Я задумался - тупо, мутно, тяжело, по-пьяному задумался над странными ходами моей судьбы, исковерканной предательством Даши, и очнулся, когда Татьяна Алексеевна милым голосом и с отменным слухом пела пошлую нэповскую шансонетку:

Шофер мой душка, как ты хорош.
За руль садишься, бросает в дрожь.
Ты знаешь, как направить,
Ты знаешь, как поставить,
И очень быстро…

Последних слов я не разобрал, потому что их выорали хором все присутствующие, видимо, там заключалась главная сласть.

Я так надрался, что заснул в столовой на диване. Проснувшись утром, я узнал, что ничего шокирующего в моем поступке не нашли, напротив, оценили это как возможность дальнейшего собутыльничества. "Свой, хотя и слабак!" таков был общий глас. Увидевшая меня спящим, Татьяна Алексеевна внесла свою жалобную ноту в оценку:

- Ишь, свернулся калачиком, заморыш!

Мне это преподнесли как теплое сочувствие, я же принял как выбраковку. Кстати, несправедливую. Я действительно был очень худ в ту пору, но не нищенски, а спортивно: широкогрудый и широкоплечий, с развитой мускулатурой. Но в этом доме ценили дородность, осанистость. Чего не было, того не было.

Татьяна Алексеевна огорчила меня не только этим. Тяжело ушибленный ею, я надеялся, что вчерашнее наваждение рассеется. Вчера она предстала мне в сказочном ореоле властительницы таинственной державы, сегодня я попривык и увижу ее без прикрас: опухшую после возлияний, с мутными глазами и несвежим дыханием. Напрасные ожидания, она явилась тем же золотым чудом, свежая, прибранная, ясноглазая, ослепительная. Я понял, что обречен, и дал себе клятву, что эта женщина будет моей… тещей.

И стала, хотя не так скоро.

Прошло более полугода после дачной пирушки, я заделался постоянным гостем в доме Звягинцевых, но хозяину не был представлен, ибо мой статус жениха как-то не получил официального признания. Причин тому несколько. Мой пепельноволосый приятель наконец-то выбрался из госпиталя и замаячил некоторым соблазном для все еще неравнодушной к нему Гали. Этому способствовало и то, что, набрав здоровья, я довольно часто выезжал на фронт. Галя все-таки боялась потерять меня, поэтому роман так и не состоялся, хотя мой приятель обвинял в этом лишь собственную леность. Но, столкнувшись с таким непостоянством, я теперь и сам не спешил определиться в семье. К тому же с некоторых пор я стал тешить себя иллюзией, что мое чувство к Татьяне Алексеевне обрело характер идеальной юношеской влюбленности в прекрасную и недоступную матрону. Это заблуждение возникло из потери уверенности в себе в связи с Галиным финтом и крепнущего сознания безнадежности дерзкой попытки. Ведь она действительно была матроной, а я, прошедший испытание войной и женитьбой, оставался щенком.
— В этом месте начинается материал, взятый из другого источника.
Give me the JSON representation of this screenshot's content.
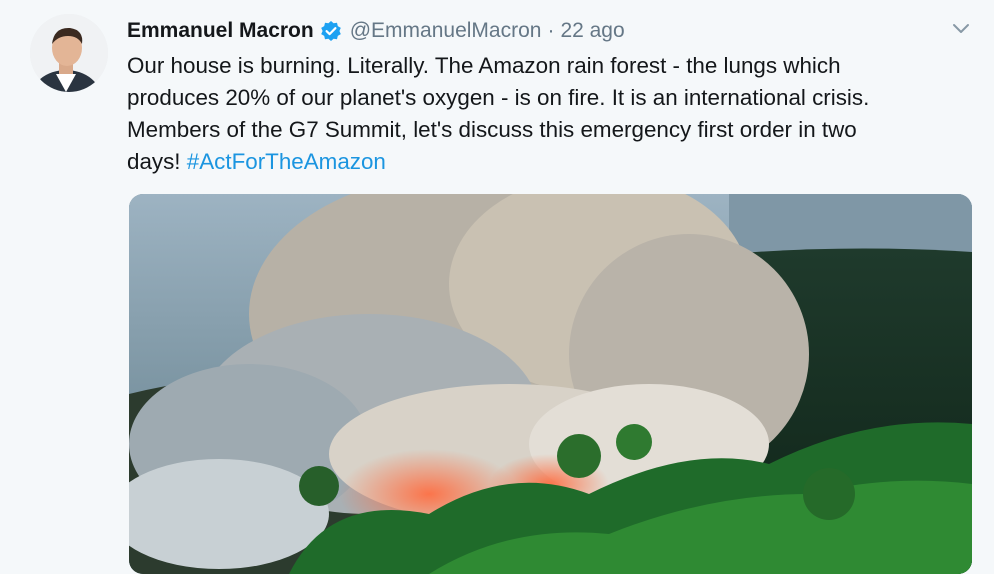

Молодые люди той поры душевно созревали очень поздно, если вообще созревали. Исключение составляли проходимцы, которые, сохраняя развитие десятилетнего ребенка во всем, что касалось хрупких ценностей жизни, грубостью ума и насквозь испорченной душой могли дать сто очков вперед Цезарю Борджиа, Людовико Моро и гнуснейшему из всех - кардиналу Фарнезе. Но речь идет не о партийных карьеристах. Я говорю о доброй молодежи, наделенной наследственной духовностью, моральным чувством и тем бескорыстием ума, что создает интеллигента. Эти молодые люди "страны искателей, страны героев" отличались удручающей инфантильностью, роковой неспособностью стать взрослыми. Я был типичным представителем обреченной категории вечных юнцов.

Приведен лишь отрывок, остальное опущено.